In need of a little more lightness in my life, I’m abandoning all other knitting projects for the time being and starting a Featherweight Cardigan. I’ll come back to the nearly-or-half-finished warm and woolly things when the weather gets cooler in September.

I could have ordered the yarn online, but it’s always so hard to judge the colours on a computer screen. Besides, visiting a real brick-and-mortar (or in this case wood-and-glass) yarn shop is much more fun. Pink was what I wanted, but which pink?

Seeing them IRL I knew it straightaway – the palest shade top right.

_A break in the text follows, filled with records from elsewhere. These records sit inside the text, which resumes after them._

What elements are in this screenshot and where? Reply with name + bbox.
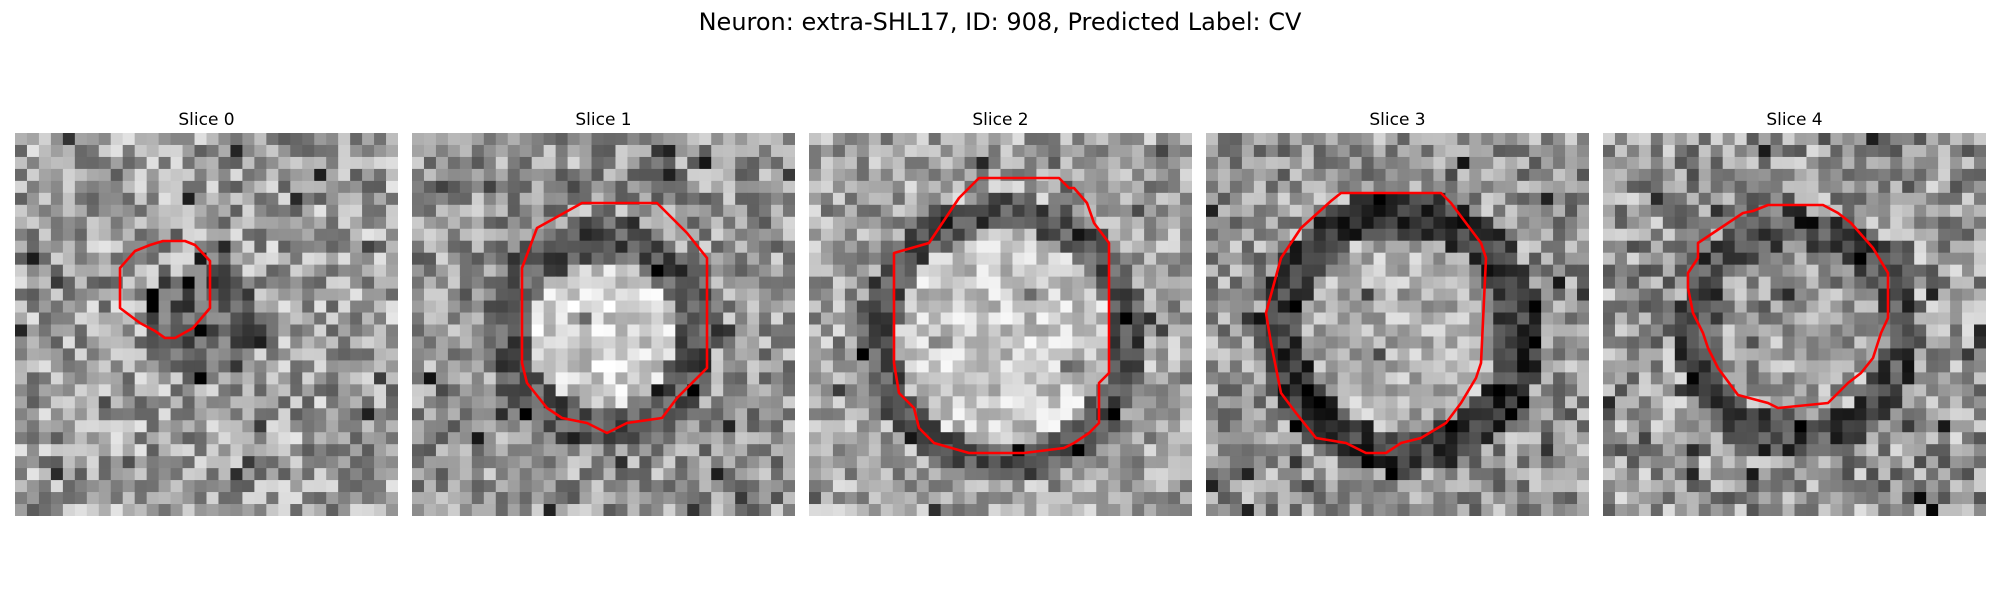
slice-panel-3: Slice 3 bbox=[1206, 108, 1589, 516]
roi-contour bbox=[118, 239, 212, 340]
roi-contour bbox=[1686, 203, 1890, 410]
slice-title-2: Slice 2 bbox=[972, 110, 1029, 130]
slice-panel-2: Slice 2 bbox=[809, 108, 1192, 516]
slice-image-2 bbox=[809, 133, 1192, 516]
slice-panel-0: Slice 0 bbox=[15, 108, 398, 516]
roi-contour bbox=[892, 176, 1111, 455]
slice-title-1: Slice 1 bbox=[575, 110, 632, 130]
figure-title: Neuron: extra-SHL17, ID: 908, Predicted … bbox=[698, 8, 1302, 36]
slice-title-0: Slice 0 bbox=[178, 110, 235, 130]
slice-panel-4: Slice 4 bbox=[1603, 108, 1986, 516]
roi-contour bbox=[520, 201, 709, 435]
slice-panel-1: Slice 1 bbox=[412, 108, 795, 516]
slice-image-3 bbox=[1206, 133, 1589, 516]
slice-title-3: Slice 3 bbox=[1369, 110, 1426, 130]
slice-image-4 bbox=[1603, 133, 1986, 516]
slice-image-1 bbox=[412, 133, 795, 516]
slice-title-4: Slice 4 bbox=[1766, 110, 1823, 130]
slice-image-0 bbox=[15, 133, 398, 516]
roi-contour bbox=[1264, 191, 1488, 455]
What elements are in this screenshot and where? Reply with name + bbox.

I try not to buy yarn on a whim anymore, planning carefully what I want to make, what yarn will be most suitable, and how much I’ll need. But in spite of my best intentions, this naughty skein of sock yarn hopped into my shopping bag.

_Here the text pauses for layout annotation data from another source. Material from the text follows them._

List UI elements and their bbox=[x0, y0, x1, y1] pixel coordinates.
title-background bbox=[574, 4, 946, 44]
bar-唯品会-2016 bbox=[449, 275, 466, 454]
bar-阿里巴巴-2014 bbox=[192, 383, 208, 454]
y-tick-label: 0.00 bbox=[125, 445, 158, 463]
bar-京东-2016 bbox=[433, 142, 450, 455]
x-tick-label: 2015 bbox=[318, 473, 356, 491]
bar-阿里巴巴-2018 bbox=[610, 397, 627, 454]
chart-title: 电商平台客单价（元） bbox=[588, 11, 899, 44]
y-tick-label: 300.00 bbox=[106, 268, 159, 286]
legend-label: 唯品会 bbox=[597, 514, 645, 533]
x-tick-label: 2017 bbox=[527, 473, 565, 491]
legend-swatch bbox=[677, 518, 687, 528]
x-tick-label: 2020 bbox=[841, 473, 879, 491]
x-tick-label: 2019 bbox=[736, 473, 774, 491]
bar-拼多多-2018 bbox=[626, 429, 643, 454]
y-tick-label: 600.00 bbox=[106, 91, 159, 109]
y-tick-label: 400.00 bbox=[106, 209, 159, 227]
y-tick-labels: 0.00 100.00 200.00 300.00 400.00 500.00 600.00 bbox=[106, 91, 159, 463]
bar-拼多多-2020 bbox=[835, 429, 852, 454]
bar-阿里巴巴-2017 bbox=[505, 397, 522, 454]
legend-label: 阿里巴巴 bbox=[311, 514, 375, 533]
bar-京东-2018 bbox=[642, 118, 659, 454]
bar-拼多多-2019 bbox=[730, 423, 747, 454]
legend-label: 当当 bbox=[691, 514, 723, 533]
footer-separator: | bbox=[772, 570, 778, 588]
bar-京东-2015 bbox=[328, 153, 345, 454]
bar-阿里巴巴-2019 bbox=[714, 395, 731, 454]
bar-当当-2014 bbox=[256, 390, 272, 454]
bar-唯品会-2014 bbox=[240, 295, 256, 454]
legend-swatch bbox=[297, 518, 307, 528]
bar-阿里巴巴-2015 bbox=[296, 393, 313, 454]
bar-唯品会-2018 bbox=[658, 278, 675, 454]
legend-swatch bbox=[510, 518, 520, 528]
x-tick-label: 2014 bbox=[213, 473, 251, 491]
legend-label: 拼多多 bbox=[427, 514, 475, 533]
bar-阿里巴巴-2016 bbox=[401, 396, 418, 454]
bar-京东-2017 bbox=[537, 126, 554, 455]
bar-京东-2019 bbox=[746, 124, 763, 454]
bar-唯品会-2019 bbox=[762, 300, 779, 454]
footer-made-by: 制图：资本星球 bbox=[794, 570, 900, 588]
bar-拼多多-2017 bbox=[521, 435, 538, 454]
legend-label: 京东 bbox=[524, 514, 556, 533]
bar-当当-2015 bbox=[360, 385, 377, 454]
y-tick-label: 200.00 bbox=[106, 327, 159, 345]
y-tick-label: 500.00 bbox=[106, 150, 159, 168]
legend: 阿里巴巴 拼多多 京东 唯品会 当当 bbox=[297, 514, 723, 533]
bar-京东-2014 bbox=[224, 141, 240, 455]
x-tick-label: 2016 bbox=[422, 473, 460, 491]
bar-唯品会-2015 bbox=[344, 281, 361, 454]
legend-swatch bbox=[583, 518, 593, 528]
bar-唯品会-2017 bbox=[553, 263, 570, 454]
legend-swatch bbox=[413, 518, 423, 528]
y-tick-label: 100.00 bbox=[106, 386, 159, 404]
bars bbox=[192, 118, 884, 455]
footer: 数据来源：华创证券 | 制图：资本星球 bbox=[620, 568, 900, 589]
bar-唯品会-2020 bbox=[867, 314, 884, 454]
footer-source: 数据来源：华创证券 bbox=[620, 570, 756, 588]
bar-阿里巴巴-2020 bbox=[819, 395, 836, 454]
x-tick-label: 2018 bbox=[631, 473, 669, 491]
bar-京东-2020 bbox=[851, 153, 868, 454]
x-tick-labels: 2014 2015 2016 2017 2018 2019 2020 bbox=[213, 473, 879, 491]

So irresistibly cheerful! I’m thinking of a pair of socks a little (or a lot) more intricate than my usual simple ones. Cables, perhaps, or a twisted stitch pattern, or… I don’t know. Suggestions welcome!

On the way back I stopped off at the village with the onion-shaped church steeple (I wrote about the legend behind it here.)

It’s always nice to take a stroll along the lanes. There are so many lovely spots…

… and beautiful houses.

In the past, the village was surrounded by essen – fertile, raised arable fields with a domed shape resulting from spreading many layers of manure and grass sods on them throughout the centuries. Housing estates have been built upon the essen, but in a place where a school was demolished there is now a small cornfield again.

This small, flower-filled cornfield won’t feed the world, but it does feed many birds, bees and butterflies.

Because by this time I couldn’t stop yawning, I did something I rarely do and treated myself to a cup of cappuccino before going home.

Ahhh, that did me a power of good – not just the cappuccino, but the entire little outing. Thank you for coming along. I really appreciate your company!

7 thoughts on “Lightness”

    • The yarn is Wolverhalen ‘Enkeltje sok twist’ (100 g/425 m). Thank you for your pattern suggestions. I like them both and have added them to my Ravelry faves. I noticed that one of them is toe up and the other pair is cuff down. I do not own the book. The patterns are available separately, too, but for the price of 3 separate patterns, I can also have the entire book in the paperback version. Hmmm, tempting… Translating it must have been a LOT of work, but a beautiful book to work on.

      • It was a lot of work, and the book wasn’t always very consistent, which is hardly a surprise with 52 different designers, but I loved it. And I just like big projects to sink my teeth in.

  1. That did me good too! Lovely walk through the village, and I am sipping my morning coffee. Peaceful. ?

    • It’s fun that we can exchange virtual visits. I’ve just been looking out through your window at your summer island, and having a virtual nap on your lovely sofa. I have another friend, also a great knitter, who never knits socks either. Perhaps some people are born sock knitters, while others are not ;).